Whenever Red Bull hosted an event, such as their annual Flugtag, the company would reach out to every retailer and on premise account in area surrounding the event to participate in the publicity, Trent said. More remote events, such as those taking place in remote regions deserts, could also be a good means of getting Red Bull featured on TV in the days before going viral on social media was a prime means of building a brand.


While Monster can sometimes outsell Red Bull in the U.S., the brand is still the number one energy drink worldwide, with few signs of that title slipping away. But according to analyst Howard Telford at Euromonitor, even as the energy category has been entrenched, that doesn’t mean there aren’t outside challenges that could chip into Red Bull’s bottom line.

The wellness wave of consumers looking for better-for-you beverages may prove to be a big challenge to the energy category. According to Telford, Red Bull’s main competition currently is more likely to be coming from products like functional waters and innovation in ready-to-drink coffee.

And even though Red Bull is now a household name, it still struggles with some of the same consumer hesitations it had back in the ‘90s.
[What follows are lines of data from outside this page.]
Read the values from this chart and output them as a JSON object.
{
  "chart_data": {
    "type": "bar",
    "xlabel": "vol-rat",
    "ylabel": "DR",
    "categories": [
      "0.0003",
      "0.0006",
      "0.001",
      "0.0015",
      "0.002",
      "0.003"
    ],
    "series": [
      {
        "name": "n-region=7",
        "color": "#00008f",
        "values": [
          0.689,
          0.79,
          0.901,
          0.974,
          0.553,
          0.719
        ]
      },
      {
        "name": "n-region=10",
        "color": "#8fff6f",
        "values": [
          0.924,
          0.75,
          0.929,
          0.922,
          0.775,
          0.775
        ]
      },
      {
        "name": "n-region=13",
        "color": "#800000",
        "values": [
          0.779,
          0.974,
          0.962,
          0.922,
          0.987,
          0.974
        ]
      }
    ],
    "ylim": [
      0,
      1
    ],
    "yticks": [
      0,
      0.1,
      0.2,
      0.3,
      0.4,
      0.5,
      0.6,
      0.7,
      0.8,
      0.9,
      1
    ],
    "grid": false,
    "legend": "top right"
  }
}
“Believe it or not I still hear the same things I heard 15 years ago,” Ustick said. “We have older buyers who still have a negative connotation toward energy drinks. There’s still people out there who thinks it kind of faddish or doesn’t fit into their business.”

But 20 years in, Red Bull still remains the face of premium energy drinks, from its physical image (with its slimline can becoming something of an icon) to its brand aesthetic. Much can be learned from the way this billion dollar company built itself from the ground up to create one of the largest beverage categories today, but it can never be done the same way again.